Before you can apply for admission to one of the PhD programmes at the University of Stavanger, certain requirements must be fulfilled.

In order to be admitted to one of our PhD programmes, you need to secure your funding in advance or apply for this along with the application for admission. The most common source of funding is research fellow positions at UiS. These are advertised under "Job vacancies" at the University of Stavanger's web site. You may also apply for scholarships from external sources of funding, such as the Research Council of Norway or relevant commercial or industry companies.
You also need to fulfil the set requirements for previous education (in order to be admitted to a PhD programme applicants typically need to have a five year Master´s degree with an average grade weighted at B or better). Applicants must also write a good project description that falls within the subject area of one of our programmes.

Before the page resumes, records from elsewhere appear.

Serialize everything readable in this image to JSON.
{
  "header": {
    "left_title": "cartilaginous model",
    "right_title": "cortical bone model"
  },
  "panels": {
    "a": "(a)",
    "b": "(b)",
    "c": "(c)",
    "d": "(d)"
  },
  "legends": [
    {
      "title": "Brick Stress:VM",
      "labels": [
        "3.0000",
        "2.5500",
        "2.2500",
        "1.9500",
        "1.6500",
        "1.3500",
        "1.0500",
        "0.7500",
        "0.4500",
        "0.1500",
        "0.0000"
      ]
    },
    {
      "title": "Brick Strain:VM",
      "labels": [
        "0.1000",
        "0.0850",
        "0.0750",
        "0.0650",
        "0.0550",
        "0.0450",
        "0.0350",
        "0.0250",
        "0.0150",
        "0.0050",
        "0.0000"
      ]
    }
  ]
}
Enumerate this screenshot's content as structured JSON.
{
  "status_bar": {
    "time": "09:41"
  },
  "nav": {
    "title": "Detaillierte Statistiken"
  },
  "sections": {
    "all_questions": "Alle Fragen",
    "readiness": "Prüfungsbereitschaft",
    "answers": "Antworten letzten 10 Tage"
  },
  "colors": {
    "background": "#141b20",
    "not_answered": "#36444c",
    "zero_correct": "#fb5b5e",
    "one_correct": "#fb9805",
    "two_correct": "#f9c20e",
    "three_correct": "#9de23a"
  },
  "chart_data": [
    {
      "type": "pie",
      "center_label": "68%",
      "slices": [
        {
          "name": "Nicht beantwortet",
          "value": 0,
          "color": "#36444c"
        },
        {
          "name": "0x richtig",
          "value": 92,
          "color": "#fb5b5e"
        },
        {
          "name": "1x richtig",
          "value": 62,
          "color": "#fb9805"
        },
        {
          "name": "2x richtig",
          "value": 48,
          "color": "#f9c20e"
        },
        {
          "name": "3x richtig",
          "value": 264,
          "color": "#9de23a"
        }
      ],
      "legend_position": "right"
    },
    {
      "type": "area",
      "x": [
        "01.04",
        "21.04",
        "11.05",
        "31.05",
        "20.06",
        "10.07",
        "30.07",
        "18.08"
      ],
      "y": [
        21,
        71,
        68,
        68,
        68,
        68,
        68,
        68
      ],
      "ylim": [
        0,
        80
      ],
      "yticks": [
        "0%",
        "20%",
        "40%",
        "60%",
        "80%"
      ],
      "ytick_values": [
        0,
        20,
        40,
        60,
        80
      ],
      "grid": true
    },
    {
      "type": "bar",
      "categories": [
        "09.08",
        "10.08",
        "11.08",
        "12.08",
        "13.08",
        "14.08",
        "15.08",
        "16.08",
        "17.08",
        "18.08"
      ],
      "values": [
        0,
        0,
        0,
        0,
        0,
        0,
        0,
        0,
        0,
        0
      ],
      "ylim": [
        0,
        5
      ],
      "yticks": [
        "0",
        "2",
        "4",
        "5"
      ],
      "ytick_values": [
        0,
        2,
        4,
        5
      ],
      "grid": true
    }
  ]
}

Only applications signed by the applicant´s main supervisor will be considered in full. Applicants who have not found a supervisor at the time of application, but fulfil the remaining requirements for admission, may submit their application form as a preliminary application. If your project description falls within the subject area of one of our programmes, the research training secretariat will be happy to put you in contact with a relevant supervisor.
Applications without enclosed project description, certified documentation of previous relevant studies or a complete plan for funding, will normally be rejected.
There is no deadline for applications to the doctoral programmes. Applicants are admitted continuously.